Marriott investors will have to “stay tuned" for more information on its credit-card program, CEO Arne Sorenson said Friday. Both AmEx and Chase are “keenly interested in what we do with the programs as are the members of the loyalty programs," Sorenson said on a call with analysts. “I say ‘stay tuned’ because it is not just required, but it’s really fair to involve them in the process and get a lot smarter with their input before we start to make those decisions."
Marina Norville, a spokeswoman for New York-based American Express, said it has a “very strong” relationship with Starwood. “Our cardmembers find a lot of value” in the relationship, she said.
A JPMorgan spokeswoman had no immediate comment.
Marriott moved into position to acquire Stamford, Connecticut-based Starwood after a group led by China’s Anbang withdrew its $14 billion takeover offer this week.
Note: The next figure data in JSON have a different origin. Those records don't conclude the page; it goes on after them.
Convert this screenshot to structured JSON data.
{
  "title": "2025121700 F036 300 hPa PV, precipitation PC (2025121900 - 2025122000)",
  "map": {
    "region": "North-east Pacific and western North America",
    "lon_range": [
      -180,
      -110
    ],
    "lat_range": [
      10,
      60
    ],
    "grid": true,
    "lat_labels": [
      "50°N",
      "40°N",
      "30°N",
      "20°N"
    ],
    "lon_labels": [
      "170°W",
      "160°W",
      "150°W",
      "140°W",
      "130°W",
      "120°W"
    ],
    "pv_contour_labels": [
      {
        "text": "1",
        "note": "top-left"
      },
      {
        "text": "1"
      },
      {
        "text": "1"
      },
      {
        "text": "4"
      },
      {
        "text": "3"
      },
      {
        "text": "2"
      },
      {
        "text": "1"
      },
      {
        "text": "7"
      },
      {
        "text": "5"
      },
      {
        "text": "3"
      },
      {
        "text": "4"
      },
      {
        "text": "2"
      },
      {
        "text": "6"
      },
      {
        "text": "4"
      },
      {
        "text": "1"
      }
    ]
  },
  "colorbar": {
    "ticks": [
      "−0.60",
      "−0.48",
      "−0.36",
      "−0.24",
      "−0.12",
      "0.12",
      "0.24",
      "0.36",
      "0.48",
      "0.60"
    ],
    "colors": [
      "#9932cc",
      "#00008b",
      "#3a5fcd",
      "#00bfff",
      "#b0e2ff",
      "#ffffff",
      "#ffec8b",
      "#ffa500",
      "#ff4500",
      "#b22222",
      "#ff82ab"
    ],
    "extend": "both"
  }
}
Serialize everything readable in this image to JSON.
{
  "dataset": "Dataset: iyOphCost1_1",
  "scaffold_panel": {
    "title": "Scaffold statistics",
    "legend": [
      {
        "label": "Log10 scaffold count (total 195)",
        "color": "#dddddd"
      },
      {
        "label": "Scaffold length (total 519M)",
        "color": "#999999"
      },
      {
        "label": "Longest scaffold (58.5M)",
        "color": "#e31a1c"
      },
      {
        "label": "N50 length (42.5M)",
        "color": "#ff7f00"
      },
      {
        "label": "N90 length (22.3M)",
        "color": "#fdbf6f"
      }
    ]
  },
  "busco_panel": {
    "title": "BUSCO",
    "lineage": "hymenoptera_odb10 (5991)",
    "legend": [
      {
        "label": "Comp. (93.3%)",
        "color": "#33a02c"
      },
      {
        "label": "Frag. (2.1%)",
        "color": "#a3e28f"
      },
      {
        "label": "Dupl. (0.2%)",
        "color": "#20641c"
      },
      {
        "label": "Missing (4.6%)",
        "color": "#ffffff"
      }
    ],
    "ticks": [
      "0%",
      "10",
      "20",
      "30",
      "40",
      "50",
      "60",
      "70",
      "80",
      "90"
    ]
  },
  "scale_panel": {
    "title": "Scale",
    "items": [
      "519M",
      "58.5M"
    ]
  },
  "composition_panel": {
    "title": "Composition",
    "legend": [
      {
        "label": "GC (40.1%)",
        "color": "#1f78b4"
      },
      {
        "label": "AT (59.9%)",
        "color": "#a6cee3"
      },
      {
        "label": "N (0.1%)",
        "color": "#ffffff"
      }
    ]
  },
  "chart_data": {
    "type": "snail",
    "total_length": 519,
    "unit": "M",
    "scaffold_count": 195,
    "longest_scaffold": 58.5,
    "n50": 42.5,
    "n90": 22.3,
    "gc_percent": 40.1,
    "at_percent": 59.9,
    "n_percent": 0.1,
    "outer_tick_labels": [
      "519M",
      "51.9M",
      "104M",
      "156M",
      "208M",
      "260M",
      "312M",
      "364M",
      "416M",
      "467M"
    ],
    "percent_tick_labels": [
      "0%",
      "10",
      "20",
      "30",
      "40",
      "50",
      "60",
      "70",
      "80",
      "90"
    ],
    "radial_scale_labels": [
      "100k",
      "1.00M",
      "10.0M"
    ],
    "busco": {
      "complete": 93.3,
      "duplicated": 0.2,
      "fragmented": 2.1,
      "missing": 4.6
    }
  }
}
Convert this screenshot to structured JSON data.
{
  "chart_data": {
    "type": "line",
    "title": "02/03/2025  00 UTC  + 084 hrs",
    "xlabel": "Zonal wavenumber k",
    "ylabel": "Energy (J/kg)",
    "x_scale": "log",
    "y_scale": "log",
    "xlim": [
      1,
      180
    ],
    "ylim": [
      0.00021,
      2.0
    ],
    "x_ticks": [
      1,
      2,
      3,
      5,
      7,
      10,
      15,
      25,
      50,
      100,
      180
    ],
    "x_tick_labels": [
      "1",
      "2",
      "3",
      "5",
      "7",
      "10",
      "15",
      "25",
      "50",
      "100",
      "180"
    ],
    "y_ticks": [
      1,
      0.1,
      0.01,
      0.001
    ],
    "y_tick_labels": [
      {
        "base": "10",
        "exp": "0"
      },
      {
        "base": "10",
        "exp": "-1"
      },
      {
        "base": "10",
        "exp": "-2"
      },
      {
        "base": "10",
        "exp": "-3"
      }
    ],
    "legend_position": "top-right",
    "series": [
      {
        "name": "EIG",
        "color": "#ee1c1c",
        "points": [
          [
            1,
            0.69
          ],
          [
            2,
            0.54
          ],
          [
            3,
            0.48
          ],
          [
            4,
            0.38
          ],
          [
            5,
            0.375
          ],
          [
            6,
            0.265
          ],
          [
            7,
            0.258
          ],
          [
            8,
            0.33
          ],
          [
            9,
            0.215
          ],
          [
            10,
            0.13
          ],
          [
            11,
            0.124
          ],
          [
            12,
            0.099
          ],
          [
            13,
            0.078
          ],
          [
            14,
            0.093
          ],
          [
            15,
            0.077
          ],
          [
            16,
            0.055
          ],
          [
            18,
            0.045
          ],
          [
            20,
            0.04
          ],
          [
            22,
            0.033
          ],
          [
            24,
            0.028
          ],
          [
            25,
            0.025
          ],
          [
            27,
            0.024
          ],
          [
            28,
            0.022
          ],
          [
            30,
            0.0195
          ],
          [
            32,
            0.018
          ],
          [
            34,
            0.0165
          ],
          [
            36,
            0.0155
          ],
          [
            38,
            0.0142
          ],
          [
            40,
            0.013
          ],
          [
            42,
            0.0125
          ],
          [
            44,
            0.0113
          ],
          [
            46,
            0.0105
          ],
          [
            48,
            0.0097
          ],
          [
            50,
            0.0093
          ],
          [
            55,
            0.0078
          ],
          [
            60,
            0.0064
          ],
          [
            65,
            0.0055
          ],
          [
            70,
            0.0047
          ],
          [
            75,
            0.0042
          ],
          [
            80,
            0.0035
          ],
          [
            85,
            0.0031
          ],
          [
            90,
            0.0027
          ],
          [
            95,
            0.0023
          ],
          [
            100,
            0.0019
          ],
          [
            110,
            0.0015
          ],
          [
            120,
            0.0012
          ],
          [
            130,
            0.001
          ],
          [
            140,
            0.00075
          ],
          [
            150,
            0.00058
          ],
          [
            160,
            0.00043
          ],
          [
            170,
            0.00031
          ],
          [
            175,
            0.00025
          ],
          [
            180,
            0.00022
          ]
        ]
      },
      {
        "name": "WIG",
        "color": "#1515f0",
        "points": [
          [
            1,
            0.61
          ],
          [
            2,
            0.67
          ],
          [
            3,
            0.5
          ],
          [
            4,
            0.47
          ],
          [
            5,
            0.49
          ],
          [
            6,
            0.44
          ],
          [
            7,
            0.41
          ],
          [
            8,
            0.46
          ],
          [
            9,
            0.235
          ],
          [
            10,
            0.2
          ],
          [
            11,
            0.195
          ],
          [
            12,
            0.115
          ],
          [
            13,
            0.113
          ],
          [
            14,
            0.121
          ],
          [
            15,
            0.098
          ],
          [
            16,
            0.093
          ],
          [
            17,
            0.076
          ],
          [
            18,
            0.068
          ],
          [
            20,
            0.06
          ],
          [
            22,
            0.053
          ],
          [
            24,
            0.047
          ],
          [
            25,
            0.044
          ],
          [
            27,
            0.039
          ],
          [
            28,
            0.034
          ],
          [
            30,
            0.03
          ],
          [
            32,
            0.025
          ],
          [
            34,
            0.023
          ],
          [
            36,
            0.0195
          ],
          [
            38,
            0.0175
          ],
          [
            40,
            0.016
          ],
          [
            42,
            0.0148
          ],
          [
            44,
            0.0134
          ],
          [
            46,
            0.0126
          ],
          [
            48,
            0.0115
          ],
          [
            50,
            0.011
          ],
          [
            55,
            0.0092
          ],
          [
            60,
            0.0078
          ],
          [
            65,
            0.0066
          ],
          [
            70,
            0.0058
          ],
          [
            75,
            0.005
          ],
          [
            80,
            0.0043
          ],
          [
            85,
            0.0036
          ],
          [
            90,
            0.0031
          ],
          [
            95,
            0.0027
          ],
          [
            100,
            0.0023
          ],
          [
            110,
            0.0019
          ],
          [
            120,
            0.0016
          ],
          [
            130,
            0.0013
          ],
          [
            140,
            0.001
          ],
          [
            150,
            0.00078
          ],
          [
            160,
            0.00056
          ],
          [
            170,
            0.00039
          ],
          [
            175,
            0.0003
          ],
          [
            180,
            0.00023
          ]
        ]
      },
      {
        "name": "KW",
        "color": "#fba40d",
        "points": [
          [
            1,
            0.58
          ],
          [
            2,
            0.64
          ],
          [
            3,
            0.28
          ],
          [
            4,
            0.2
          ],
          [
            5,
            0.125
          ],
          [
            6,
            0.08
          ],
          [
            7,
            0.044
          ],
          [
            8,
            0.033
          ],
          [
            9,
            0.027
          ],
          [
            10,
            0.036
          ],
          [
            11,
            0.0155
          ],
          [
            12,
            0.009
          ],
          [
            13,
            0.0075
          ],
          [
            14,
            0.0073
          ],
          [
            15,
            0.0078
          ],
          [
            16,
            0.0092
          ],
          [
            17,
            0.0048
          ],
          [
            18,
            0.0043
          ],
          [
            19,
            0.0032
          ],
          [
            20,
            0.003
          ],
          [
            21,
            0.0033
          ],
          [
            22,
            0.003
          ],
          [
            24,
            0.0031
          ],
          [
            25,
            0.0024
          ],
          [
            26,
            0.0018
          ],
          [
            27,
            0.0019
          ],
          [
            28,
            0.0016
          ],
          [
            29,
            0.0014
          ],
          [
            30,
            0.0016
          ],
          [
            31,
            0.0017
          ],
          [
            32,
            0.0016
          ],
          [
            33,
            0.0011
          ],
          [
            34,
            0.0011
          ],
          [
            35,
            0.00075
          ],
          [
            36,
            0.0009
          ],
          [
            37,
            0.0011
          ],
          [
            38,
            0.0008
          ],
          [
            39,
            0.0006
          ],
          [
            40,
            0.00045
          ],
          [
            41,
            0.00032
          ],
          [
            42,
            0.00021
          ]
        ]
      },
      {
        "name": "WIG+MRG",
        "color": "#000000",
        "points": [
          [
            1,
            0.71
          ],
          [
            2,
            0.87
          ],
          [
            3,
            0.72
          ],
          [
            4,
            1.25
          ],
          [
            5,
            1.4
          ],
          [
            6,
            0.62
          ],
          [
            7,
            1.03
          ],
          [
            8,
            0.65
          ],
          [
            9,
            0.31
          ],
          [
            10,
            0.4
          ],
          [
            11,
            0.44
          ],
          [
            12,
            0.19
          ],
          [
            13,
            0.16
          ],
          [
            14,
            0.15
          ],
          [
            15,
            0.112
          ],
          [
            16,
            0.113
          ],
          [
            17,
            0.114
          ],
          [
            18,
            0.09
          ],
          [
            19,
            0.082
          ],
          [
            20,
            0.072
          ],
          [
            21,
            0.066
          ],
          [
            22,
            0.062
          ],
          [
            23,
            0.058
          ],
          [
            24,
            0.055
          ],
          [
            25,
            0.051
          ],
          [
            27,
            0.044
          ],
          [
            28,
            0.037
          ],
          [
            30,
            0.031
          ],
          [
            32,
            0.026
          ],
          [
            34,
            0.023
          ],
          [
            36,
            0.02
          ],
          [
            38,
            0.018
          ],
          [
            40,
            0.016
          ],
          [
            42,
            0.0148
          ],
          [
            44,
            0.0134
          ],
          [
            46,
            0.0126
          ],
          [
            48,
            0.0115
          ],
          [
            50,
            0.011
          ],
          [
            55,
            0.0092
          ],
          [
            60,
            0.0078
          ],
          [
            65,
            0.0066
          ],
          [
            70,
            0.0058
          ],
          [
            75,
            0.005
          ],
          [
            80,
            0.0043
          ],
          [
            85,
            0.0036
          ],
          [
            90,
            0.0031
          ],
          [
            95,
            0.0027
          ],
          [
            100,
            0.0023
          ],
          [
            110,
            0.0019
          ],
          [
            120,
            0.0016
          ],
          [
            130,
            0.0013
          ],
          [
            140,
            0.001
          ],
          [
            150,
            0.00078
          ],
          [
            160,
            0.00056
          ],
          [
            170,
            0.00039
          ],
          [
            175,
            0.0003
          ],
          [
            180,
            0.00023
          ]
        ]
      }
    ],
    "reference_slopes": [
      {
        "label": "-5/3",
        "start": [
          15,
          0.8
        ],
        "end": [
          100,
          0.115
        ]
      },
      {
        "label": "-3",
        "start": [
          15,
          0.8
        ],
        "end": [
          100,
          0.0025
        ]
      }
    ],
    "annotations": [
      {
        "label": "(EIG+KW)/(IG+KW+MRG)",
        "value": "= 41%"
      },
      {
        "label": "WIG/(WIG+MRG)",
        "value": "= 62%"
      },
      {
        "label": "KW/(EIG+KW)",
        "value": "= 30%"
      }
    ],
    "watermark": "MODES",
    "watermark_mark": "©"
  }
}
Starwood shareholders are scheduled to vote April 8 on Marriott’s cash-and-stock offer, valued at $77.94 a share, or $13.2 billion, based on Thursday’s closing price.
Marriott’s rewards program offers the hotelier better incentives for bookings, while Starwood’s program is more costly to fund, making it likely that Marriott will consolidate the two programs, Mark Devries, an analyst with Barclays Plc, said in a note last week.
Loss of the Starwood co-brand deal, which AmEx said it renewed in January 2015, would be “meaningful enough to hurt, given the other challenges faced by the company,” RBC’s Arnold said in the note.
AmEx shares slid 0.5 percent to $61.09 at 1:33 p.m. in New York, and have fallen 12 percent this year. The stock tumbled 34 percent -- the worst performance in the Dow Jones Industrial Average -- since Nov. 5, 2014. That’s when Bloomberg first reported that Costco was weighing whether to end its partnership with AmEx in the U.S.